政府は「年収の壁」についての対策を開始すると発表しました。年収が一定額を超えると、パート・アルバイト等の短時間労働者は扶養を外れ、社会保険料負担等により手取り収入が減少してしまいます。いわゆる「年収の壁」を超えないように就業調整をする短時間労働者が「年収の壁」を意識せず働ける環境づくりのため、年収106万円と年収130万円の壁について10月から対策が始まりました。

■年収106万円の壁対策

「キャリアアップ助成金 社会保険適用時処遇改善コース」新設

キャリアアップ助成金に、社会保険適用時処遇改善コースが新設されました。
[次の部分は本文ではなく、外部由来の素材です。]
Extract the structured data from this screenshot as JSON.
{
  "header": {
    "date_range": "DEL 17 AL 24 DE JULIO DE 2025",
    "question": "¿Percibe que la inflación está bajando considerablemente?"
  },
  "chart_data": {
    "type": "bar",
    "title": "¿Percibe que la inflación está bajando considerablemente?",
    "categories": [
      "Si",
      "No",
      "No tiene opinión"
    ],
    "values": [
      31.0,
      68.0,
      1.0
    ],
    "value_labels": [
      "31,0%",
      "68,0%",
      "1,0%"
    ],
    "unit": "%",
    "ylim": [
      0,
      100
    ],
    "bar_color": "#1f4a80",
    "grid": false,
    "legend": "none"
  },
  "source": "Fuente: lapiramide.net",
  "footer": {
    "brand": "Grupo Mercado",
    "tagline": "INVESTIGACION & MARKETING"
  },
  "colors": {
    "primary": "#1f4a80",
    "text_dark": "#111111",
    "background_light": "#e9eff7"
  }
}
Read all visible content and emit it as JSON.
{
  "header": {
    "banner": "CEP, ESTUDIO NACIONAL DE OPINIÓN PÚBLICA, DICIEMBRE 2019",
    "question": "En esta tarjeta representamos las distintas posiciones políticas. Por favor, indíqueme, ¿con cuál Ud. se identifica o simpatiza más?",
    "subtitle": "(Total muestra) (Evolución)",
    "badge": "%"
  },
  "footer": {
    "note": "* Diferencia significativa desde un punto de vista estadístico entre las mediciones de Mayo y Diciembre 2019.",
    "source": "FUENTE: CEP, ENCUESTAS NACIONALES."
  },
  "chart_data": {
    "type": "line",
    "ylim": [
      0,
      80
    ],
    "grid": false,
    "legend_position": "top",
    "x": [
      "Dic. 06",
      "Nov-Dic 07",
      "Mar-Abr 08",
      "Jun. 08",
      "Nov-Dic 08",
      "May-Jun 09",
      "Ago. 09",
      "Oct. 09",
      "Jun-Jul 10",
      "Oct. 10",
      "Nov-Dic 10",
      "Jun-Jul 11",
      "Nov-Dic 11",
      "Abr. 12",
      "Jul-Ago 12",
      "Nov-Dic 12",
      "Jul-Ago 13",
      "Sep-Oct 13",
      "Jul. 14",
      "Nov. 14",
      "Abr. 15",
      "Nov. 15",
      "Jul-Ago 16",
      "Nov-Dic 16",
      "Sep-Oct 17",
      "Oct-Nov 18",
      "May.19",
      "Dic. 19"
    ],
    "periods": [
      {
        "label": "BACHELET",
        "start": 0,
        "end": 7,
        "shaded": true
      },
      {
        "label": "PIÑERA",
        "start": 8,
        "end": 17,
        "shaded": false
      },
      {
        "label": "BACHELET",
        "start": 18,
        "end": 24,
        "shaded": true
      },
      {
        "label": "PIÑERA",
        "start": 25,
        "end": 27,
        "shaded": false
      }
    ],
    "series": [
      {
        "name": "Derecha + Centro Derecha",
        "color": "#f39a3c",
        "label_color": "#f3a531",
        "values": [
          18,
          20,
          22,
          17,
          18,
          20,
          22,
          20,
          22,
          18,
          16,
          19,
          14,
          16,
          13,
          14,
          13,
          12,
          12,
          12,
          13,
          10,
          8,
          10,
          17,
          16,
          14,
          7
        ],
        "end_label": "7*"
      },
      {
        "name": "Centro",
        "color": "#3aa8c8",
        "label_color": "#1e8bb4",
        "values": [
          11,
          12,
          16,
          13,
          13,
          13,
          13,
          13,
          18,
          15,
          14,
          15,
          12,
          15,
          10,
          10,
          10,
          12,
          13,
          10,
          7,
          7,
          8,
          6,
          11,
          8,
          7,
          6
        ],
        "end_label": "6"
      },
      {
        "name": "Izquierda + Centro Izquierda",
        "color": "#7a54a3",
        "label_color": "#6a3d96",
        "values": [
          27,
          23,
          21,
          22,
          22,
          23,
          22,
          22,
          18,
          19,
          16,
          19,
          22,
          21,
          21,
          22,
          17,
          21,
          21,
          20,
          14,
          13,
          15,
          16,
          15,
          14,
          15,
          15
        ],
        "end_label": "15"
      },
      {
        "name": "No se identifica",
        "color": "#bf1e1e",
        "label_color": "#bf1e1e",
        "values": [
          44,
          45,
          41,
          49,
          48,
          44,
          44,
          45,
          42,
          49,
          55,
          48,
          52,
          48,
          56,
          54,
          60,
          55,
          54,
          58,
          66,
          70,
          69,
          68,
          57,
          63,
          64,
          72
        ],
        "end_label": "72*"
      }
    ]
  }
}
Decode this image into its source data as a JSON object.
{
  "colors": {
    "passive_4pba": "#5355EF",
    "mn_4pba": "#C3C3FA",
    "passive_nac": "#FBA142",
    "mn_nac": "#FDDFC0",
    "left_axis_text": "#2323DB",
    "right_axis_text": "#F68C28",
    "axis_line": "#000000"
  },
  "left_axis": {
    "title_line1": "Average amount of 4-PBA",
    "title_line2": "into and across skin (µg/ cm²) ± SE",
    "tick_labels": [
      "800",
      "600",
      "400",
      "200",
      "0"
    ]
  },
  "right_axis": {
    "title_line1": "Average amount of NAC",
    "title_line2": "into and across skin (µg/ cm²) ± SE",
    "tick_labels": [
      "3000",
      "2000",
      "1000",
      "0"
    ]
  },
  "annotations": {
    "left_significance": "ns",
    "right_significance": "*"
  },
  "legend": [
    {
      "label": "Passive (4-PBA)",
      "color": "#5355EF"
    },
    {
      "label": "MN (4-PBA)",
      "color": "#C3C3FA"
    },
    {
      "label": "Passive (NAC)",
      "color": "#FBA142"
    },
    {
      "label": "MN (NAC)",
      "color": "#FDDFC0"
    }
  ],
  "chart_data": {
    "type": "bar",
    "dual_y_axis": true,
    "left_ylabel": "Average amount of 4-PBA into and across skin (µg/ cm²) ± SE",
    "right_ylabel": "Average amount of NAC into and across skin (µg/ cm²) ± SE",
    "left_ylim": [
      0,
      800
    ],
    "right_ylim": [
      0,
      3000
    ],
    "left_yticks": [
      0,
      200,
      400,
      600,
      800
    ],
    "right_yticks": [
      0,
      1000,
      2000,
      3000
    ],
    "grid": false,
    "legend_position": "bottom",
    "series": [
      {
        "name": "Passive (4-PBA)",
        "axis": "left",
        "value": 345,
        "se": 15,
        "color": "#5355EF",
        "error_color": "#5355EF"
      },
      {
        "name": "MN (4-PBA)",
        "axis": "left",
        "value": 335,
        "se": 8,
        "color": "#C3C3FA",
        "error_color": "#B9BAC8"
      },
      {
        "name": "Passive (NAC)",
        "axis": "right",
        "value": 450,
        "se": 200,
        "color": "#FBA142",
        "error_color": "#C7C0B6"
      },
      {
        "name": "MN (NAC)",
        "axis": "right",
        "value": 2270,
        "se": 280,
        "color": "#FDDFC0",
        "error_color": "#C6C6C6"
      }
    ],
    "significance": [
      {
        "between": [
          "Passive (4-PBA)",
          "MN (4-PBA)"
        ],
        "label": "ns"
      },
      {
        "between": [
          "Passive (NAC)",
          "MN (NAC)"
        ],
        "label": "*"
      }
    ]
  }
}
社会保険を適用しても、労働者の手取が減らないように事業主が手当を支給したり、賃上げを行った場合等に事業主に助成されます。

申請人数の上限なしに労働者1人につき最大50万円が助成されます。

事前にキャリアアップ計画書を提出することが原則ですが、10月1日から1月末までに取組を開始する場合は、1月末までの事後的な提出も認められています。

この新コースは①手当等支給メニュー、②労働時間延長メニュー、③併用メニューと3つのコースがあります。

いずれのメニューも、社会保険適用後の手取額が減らないように手当の支給、賃上げ、労働時間の延長で年収を増加させることが要件です。

対象の労働者はすでに6か月間の雇用実績があり、10月以降に新たに社会保険に加入した者です。

■年収130万円の壁対策

10月から「事業主の証明による被扶養者認定の円滑化」が始まりました。パート・アルバイトで働く短時間労働者が130万円超えとなっても、事業主が一時的な収入増である証明書を発行すれば、国民年金・国民健康保険の保険料を負担することなく、引き続き扶養に入り続けることが可能です。

「一時的な収入増」とは、人手不足(他の従業員の退職・休職等)で残業時間が増加した、突発的な大口案件が入り業務量が増加した等が想定されています。

あくまで「一時的な収入増」を対象としているため、基本給の増額や恒常的な手当が新設された場合等は一時的な収入増とは認められない点に注意が必要です。

今回の対応は原則として連続2回までです。被扶養者の収入確認は年に1回実施される事が多いため、130万円を超えても扶養に入り続けられるのは連続2年までという事になります。

いずれの制度も2025年の次の年金制度改革に向けての暫定措置です。